I'm looking for fresh cuttings but prefer rooted cuttings of the following: (I also prefer cuttings taken when the Moon is ascending, and in a fruiting sign.)
Cornus mas (Cornelian cherry)
Northrop Mulberry — Morus alba
Quince, fruiting not the flowering quince, any "flavor"
Rowanberry (Sorbus ancarparia edulis)
Basket Willow… any var.
I should have bublets (to start your own) to trade in 2-3 years, but for now all I have is seedlings.
darius Van d'Rhys wrote:I'm in Virginia. Sorry, I can't find where to post my location in my profile.
if you open the "My Profile" page, click on the + next to "General Information About Yourself." it's in there.

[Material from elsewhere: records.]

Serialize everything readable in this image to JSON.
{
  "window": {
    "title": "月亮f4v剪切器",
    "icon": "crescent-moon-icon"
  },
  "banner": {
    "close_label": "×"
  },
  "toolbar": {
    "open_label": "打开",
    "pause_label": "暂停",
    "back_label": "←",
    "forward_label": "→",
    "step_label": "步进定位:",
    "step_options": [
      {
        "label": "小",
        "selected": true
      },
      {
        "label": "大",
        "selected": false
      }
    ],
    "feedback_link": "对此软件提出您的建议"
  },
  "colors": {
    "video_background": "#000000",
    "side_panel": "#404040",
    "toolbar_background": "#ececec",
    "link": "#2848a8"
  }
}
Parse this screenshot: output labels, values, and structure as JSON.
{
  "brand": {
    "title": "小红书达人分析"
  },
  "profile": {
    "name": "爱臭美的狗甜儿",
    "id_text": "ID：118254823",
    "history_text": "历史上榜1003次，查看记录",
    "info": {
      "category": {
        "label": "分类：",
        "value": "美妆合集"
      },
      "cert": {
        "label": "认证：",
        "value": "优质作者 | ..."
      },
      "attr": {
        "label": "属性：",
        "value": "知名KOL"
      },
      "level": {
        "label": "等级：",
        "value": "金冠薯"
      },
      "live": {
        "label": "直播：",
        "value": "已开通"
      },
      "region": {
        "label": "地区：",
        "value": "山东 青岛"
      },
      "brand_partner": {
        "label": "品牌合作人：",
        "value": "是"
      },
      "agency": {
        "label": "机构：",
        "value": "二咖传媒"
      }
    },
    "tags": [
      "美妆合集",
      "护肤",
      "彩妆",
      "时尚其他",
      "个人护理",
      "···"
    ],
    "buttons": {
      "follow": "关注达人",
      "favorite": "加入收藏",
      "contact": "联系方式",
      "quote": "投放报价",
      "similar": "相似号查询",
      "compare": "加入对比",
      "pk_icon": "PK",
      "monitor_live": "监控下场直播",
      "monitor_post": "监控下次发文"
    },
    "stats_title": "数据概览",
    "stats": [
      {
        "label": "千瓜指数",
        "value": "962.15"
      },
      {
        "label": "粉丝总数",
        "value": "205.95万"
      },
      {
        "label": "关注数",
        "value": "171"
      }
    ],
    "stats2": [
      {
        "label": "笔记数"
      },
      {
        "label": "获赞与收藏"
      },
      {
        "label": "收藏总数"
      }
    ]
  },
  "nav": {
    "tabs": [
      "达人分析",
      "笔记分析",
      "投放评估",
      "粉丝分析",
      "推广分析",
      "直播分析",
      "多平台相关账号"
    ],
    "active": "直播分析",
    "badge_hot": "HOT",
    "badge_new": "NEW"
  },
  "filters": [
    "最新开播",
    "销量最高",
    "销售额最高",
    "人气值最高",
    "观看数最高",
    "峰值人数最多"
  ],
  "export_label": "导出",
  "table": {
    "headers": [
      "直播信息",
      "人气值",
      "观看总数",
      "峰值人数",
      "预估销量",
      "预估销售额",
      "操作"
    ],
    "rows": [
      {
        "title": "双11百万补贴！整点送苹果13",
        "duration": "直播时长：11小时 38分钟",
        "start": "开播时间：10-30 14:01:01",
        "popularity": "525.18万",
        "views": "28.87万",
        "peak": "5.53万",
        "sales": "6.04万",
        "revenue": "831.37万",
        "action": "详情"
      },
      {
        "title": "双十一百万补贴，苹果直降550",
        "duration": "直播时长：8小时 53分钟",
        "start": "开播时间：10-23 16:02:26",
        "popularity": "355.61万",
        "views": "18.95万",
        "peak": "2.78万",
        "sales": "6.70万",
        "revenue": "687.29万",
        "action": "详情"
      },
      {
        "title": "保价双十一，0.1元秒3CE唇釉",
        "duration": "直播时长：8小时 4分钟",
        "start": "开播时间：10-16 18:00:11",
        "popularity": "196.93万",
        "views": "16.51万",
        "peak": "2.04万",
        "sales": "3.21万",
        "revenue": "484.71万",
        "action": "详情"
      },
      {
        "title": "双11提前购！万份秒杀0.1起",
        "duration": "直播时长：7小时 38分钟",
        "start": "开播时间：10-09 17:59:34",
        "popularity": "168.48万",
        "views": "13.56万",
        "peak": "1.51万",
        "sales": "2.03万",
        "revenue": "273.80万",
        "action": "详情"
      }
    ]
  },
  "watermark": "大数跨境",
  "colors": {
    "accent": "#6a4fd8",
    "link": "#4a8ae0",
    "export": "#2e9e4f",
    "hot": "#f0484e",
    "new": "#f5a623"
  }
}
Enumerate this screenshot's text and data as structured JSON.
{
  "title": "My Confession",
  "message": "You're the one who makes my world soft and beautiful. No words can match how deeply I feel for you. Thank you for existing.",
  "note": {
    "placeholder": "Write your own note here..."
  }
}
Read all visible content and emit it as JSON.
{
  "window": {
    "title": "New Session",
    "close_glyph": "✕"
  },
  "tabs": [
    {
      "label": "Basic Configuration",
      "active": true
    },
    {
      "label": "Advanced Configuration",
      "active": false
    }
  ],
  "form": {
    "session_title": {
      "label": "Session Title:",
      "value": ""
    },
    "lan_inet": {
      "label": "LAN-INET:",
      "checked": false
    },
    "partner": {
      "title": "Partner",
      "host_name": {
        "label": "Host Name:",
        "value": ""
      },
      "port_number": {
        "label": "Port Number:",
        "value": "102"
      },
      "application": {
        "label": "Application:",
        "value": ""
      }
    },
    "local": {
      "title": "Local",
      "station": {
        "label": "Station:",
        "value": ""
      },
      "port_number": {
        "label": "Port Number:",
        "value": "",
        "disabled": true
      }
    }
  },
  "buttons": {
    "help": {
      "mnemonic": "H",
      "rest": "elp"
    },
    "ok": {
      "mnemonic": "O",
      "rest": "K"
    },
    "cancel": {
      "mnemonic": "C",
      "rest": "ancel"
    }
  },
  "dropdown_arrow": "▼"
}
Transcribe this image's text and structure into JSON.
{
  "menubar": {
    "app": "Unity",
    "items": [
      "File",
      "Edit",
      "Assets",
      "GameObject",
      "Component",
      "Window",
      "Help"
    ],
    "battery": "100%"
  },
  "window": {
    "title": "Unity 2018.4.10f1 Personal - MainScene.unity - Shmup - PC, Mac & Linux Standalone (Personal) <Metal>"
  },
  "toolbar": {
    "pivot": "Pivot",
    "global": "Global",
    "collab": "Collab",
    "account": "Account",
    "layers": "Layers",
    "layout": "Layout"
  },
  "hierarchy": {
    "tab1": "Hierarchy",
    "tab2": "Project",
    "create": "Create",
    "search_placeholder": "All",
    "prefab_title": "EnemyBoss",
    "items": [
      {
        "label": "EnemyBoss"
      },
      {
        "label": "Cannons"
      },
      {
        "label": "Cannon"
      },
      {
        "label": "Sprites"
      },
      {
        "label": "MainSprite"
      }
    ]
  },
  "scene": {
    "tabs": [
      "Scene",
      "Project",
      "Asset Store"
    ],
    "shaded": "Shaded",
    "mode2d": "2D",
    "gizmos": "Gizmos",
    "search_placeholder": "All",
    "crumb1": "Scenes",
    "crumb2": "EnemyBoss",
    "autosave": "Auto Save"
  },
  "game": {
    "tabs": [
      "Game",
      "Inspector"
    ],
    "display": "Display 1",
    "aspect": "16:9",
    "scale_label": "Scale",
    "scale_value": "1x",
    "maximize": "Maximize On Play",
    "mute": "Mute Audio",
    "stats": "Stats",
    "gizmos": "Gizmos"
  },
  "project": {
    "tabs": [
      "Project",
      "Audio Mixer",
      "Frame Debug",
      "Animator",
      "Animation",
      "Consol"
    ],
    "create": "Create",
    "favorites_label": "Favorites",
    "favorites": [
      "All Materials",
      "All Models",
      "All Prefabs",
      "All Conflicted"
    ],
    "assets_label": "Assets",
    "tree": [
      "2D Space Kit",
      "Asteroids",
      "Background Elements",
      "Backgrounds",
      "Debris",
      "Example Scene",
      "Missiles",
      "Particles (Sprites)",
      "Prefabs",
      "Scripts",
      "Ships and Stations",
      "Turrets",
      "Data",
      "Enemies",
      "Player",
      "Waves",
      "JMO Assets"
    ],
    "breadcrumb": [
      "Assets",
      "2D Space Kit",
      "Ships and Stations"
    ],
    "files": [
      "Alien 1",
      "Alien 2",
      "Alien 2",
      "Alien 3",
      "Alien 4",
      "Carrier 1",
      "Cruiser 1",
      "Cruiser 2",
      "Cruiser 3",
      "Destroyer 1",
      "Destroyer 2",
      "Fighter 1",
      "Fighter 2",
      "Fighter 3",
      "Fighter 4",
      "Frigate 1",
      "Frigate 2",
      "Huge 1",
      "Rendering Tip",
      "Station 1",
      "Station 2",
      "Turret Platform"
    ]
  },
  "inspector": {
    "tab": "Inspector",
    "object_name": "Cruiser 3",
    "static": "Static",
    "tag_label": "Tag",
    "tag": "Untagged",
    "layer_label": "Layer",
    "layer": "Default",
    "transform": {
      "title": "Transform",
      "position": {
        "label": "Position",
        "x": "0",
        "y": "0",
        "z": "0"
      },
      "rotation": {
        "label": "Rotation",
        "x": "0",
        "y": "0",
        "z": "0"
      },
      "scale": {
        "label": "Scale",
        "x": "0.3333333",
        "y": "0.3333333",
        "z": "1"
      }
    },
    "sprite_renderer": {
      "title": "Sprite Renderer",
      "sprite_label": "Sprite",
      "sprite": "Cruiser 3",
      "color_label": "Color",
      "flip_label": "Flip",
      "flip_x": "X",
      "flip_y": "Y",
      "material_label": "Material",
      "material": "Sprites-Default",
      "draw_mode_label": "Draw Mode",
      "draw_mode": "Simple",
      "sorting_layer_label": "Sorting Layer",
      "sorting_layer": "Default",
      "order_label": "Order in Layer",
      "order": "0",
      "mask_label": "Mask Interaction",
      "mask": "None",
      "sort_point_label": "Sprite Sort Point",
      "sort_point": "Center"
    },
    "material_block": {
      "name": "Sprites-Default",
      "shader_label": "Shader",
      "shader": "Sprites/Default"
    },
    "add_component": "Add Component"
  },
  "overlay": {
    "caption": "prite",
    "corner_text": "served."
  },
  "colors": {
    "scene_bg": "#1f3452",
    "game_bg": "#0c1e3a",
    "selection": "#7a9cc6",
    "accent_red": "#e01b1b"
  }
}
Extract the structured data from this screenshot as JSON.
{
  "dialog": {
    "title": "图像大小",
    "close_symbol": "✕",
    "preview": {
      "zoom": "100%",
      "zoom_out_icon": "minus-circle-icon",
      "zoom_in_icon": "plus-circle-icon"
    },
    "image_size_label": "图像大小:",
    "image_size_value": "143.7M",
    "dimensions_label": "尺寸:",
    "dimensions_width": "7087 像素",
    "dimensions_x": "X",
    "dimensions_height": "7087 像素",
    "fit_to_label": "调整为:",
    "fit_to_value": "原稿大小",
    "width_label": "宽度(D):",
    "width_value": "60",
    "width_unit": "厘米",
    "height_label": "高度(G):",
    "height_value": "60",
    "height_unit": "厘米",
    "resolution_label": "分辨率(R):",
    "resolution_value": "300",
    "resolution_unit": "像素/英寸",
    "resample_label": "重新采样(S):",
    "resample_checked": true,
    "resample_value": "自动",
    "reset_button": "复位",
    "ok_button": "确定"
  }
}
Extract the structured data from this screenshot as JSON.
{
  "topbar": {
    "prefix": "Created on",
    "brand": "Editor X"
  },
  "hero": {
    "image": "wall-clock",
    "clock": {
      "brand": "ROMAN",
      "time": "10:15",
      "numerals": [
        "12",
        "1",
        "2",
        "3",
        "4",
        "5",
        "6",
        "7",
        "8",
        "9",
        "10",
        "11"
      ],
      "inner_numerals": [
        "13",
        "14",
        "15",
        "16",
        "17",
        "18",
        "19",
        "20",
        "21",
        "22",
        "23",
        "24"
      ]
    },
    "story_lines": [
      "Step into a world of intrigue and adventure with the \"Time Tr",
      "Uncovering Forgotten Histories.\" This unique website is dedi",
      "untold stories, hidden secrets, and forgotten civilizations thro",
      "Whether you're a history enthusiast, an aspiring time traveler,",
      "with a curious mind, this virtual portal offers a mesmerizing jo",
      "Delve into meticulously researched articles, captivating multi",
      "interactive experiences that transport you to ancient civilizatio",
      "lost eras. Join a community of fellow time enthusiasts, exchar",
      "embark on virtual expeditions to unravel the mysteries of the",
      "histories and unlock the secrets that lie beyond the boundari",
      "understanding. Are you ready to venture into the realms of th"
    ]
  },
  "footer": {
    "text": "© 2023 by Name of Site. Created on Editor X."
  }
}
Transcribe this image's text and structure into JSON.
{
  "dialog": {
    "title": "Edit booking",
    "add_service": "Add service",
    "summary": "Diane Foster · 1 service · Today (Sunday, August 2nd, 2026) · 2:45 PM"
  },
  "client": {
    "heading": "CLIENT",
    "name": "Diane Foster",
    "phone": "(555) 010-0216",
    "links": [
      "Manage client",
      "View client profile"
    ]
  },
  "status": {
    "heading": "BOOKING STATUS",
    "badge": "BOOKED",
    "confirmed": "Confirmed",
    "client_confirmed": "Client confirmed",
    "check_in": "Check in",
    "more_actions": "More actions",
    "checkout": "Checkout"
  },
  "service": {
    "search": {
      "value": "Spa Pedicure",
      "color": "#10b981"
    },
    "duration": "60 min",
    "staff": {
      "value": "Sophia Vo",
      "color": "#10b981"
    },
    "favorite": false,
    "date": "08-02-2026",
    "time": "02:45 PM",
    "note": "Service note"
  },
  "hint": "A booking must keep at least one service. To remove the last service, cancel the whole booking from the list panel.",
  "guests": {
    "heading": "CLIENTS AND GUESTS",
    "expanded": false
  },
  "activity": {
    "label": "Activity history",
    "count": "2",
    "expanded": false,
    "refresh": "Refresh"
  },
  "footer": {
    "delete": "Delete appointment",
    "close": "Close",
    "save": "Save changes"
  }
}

I don't know about shipping across the country, but I've got several of the plants you're after. I'm not familiar with ascending moons and fruiting signs, so you would have to give me some instructions on that front.
Thanks to you, Tel, I was able to add my location! I had already looked where you said, but obviously I overlooked "location".
An ascending moon is between the dark of the moon and the full moon... in other words when the moon is getting larger. That's when the cuttings will have the most sap.
Best signs for all of this Spring for taking cuttings are in March, late in the day Mar 14 to before midnight Mar 16 on the west coast However, Mar 6-8 and 12-13 are also good. I'm just learning biodynamic planting times even though I've gardened for many years. So far my results have blown me away! Maria Thun's biodynamic planting calendar is wonderful, and the result of 50+ years of trials. (Amazon carries it.)
I'm excited about the Babington's Leek... my first real perennial vegetable besides the common rhubarb, Jerusalem artichoke, asparagus, etc. As I understand them, the leaves (tasting like leeks) can be harvested even in the first year, but the bulbs really need 2-3 years to mature before harvesting any of the bulbs without hampering the future growth. I think they will make bublets on their tops at the end of the first growing season. The bublets may fall to the ground and root, but I put the ones sent to me in a baggie in the crisper for several months. They started putting out tiny roots in January so I potted them up. Most are about 4-5" tall now, but it's too soon to plant them outside here just yet. We had 4" of snow this morning.